Whenever he appeared in my in-box, even long-after I let my blog die, whenever I heard from him, he brought smiles and love with him. Not in the least like a "dirty old man," and we all know plenty of those, don't we --- but just pure joy and gratitude for the life he woke up to ever day. Always funny, always comforting, always a steady friend. One of the best human beings whom I've had the privilege of knowing, and I know some pretty damned magnificent people, most of whom I've met here. There is much of him in René/RenB, even when Rene's heart is shattered in a million pieces or he goes to ground in pain & suffering for months. I'm a damned lucky woman to have known them both, and René had better stay on this planet for another 30 years, or I'll have to find a way of going over & kicking his ass if he ever tries to get sick or die. I've survived far too many good people, and if I hadn't known the amazing, highly-evolved men that I've known all of my life, but especially since the advent of teh innernet toobs --- I could easily have turned into a very different spinster than the one that I am. And it would have been my tremendous loss. If I had never met Raffles, the world would have held much less love and joy and laughter than it has. I so wish that all of y'all could have met him, that he'd hung out here more, because y'all would've fallen for him the way that I did. He was a truly unique human being, no matter what any nihilist says about human nature just churning out copies of the same assholes, day after day, who embody the lowest, most venal qualities of the human animal. Yes, there are plenty of those out there, hell, watch the nightly news anywhere. But there are also the wonderful people like I've been privileged to know because of World O'Crap, or Jesus' General, or other blogs/sites that shall remain nameless. Raffles was definitely one of the best.

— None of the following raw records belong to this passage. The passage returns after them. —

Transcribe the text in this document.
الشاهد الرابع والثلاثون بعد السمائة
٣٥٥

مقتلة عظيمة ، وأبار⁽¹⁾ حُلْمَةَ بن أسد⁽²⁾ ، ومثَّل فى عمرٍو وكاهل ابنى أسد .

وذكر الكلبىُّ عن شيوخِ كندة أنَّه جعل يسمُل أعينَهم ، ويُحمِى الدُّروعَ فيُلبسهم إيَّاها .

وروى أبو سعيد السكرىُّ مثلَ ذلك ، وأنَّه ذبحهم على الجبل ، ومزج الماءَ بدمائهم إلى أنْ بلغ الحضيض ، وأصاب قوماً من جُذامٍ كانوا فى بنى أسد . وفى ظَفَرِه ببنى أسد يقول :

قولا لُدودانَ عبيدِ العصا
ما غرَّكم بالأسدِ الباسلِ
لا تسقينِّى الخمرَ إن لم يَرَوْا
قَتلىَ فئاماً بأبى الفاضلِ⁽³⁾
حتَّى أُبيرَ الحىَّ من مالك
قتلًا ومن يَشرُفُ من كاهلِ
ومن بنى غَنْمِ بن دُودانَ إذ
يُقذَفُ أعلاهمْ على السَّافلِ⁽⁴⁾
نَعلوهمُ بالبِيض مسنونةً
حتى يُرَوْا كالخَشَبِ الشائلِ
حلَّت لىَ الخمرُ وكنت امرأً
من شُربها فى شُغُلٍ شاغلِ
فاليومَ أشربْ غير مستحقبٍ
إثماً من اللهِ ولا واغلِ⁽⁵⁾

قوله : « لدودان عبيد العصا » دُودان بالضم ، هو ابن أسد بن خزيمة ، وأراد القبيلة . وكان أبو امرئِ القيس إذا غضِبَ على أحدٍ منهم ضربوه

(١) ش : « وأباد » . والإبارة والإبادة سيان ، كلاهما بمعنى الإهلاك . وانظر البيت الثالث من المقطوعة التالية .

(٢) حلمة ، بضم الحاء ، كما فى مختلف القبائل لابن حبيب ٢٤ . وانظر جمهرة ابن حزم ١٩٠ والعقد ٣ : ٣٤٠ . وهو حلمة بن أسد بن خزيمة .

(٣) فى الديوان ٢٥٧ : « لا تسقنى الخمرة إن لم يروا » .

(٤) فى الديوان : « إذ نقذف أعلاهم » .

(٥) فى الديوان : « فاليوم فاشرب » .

Of course, when someone who has lived the adventures that he's had is gone, you feel empty, because of all of the questions that you never asked them, all of the things that you didn't know about them, about what they'd seen in the world, about what they'd learned in their lives. Big vacuum, especially when you're a narcissist like me, to know that I could have spent our time together talking about so much more important matters, could have learned so much from them. I hope that, as René recovers from both his losses in the past year, including that aforementioned love, that he'll tell me more stories about Raffles. Raffles will always be a part of my life, a part of me, and so many others, so many people who were privileged to have met & known this man. And we are damned lucky to have known him.